Main characters Merq and Armise are of course on opposite sides of the conflict, but I had great trouble following the different sides, and who was what on which side and why. There were states, and Presidents and Premieres and Prime Ministers, and god knows who belonged where. Then there were Revolutionaries and Oppositionists and Nationalists, and I don't know who revolutioned against which opposition or what nationalist haven.
Safe to say, I was confused. And 88 pages were simply not enough to clear my confusion.
Now, in her book, An Immovable Solitude, the author gets all the proverbial little ducks in a row, with all the emotions in place, before taking us on a long and crazy ride all over the planet. Here, not so much. It is hard and harsh, and then harder and harsher. Maybe this is what she was aiming for? But it made it really difficult for me to find anyone to root for. I could hardly connect with the MCs, they felt flat, except right at the end, when they started to come alive and think and talk. And that's when the book ends.
Perhaps a bit too much telling going on? Maybe it is simply too little dialogue to show what's happening?
This story was different, and as you've seen, I'm not sure I agree on the format; it is too short for a serious story and too wordy to be a concise short story. I find the world building to be a bit on the info-dumping side of things, and that kind of throws me out of the narrative, but all in all a believable world was created.
Too bad it finished right when it was getting interesting.
And that's when I remember that it is a series.
Now, why write your story into a series, if your first book is only 88 pages long? If the other two are anything like this one, that makes it A BOOK, in my opinion, ONE book. Not three. A series is what you do when you have too many words to fit in one book, and you're not finished telling your story when you're clocking in at 300+ pages. (Which is often the case with sci-fi/fantasy/futuristic novels, as the world building can take a lot of time and effort to handle convincingly).
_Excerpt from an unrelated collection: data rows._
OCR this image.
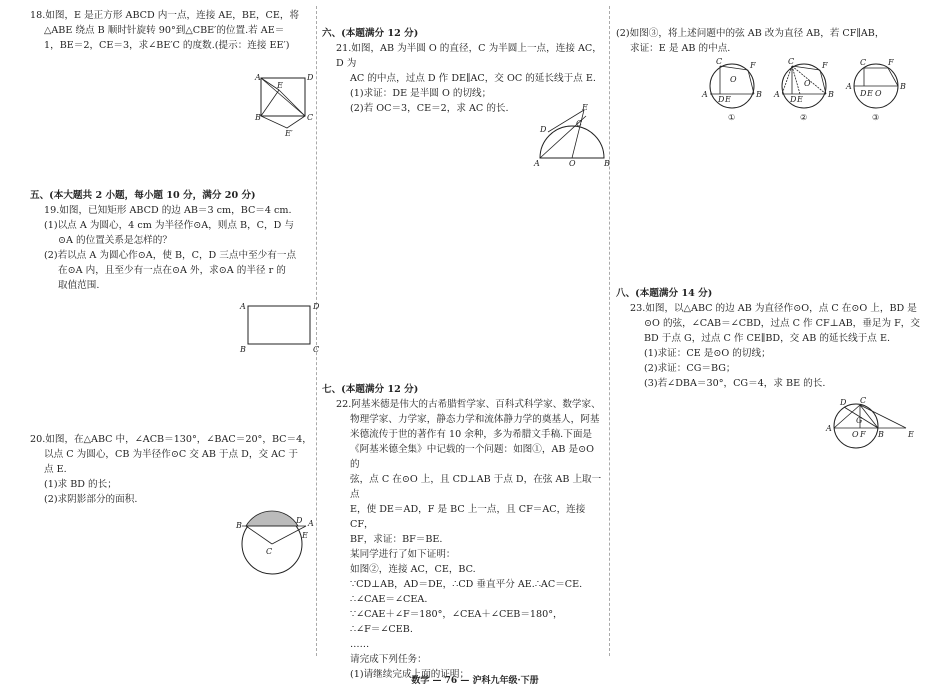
18.如图，E 是正方形 ABCD 内一点，连接 AE，BE，CE，将

△ABE 绕点 B 顺时针旋转 90°到△CBE′的位置.若 AE＝

1，BE＝2，CE＝3，求∠BE′C 的度数.(提示：连接 EE′)

A	D
B	C
E
E′

五、(本大题共 2 小题，每小题 10 分，满分 20 分)

19.如图，已知矩形 ABCD 的边 AB＝3 cm，BC＝4 cm.

(1)以点 A 为圆心，4 cm 为半径作⊙A，则点 B，C，D 与

⊙A 的位置关系是怎样的？

(2)若以点 A 为圆心作⊙A，使 B，C，D 三点中至少有一点

在⊙A 内，且至少有一点在⊙A 外，求⊙A 的半径 r 的

取值范围.

A	D
B	C

20.如图，在△ABC 中，∠ACB＝130°，∠BAC＝20°，BC＝4，

以点 C 为圆心，CB 为半径作⊙C 交 AB 于点 D，交 AC 于

点 E.

(1)求 BD 的长；

(2)求阴影部分的面积.

B
D A
E
C

六、(本题满分 12 分)

21.如图，AB 为半圆 O 的直径，C 为半圆上一点，连接 AC，D 为

AC 的中点，过点 D 作 DE∥AC，交 OC 的延长线于点 E.

(1)求证：DE 是半圆 O 的切线；

(2)若 OC＝3，CE＝2，求 AC 的长.	E
C
D
A	O	B

七、(本题满分 12 分)

22.阿基米德是伟大的古希腊哲学家、百科式科学家、数学家、

物理学家、力学家，静态力学和流体静力学的奠基人，阿基

米德流传于世的著作有 10 余种，多为希腊文手稿.下面是

《阿基米德全集》中记载的一个问题：如图①，AB 是⊙O 的

弦，点 C 在⊙O 上，且 CD⊥AB 于点 D，在弦 AB 上取一点

E，使 DE＝AD，F 是 BC 上一点，且 CF＝AC，连接 CF，

BF，求证：BF＝BE.

某同学进行了如下证明：

如图②，连接 AC，CE，BC.

∵CD⊥AB，AD＝DE，∴CD 垂直平分 AE.∴AC＝CE.

∴∠CAE＝∠CEA.

∵∠CAE＋∠F＝180°，∠CEA＋∠CEB＝180°，

∴∠F＝∠CEB.

……

请完成下列任务：

(1)请继续完成上面的证明；

(2)如图③，将上述问题中的弦 AB 改为直径 AB，若 CF∥AB，

求证：E 是 AB 的中点.

C	F
O
A
D E
B
①
C	F
O
A
D E
B
②
C	F
A
D E O
B
③

八、(本题满分 14 分)

23.如图，以△ABC 的边 AB 为直径作⊙O，点 C 在⊙O 上，BD 是

⊙O 的弦，∠CAB＝∠CBD，过点 C 作 CF⊥AB，垂足为 F，交

BD 于点 G，过点 C 作 CE∥BD，交 AB 的延长线于点 E.

(1)求证：CE 是⊙O 的切线；

(2)求证：CG＝BG；

(3)若∠DBA＝30°，CG＝4，求 BE 的长.

D C
A
O F
G
B	E
数学 — 76 — 沪科九年级·下册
I love this author, but I don't feel her true voice is coming alive in this work. The boys don't connect like her boys usually connect, not on an intellectual level, nor emotionally. They are too busy trying to tell me about a future world with data chips and surge-pills, tracker devices and whatnots to actually show me what they feel. Ms McAuley's finest voice is usually in the emotion of nature and human nature, in resonance. Unfortunately, I did not hear much of it here. Perhaps in the second and third installment of the series?
I'm gladly going to read the rest of this story (as once I'm invested in a pair, I want to know what happened) but I really feel there should simply have been more chapters to this book, not a new book coming out at a later date.
My opinion may vary from yours, but I always try to convey my most honest thoughts about a book and a story.
I was given a free ARC of this story, as a gift from the author, no strings attached. A positive review was not promised in return.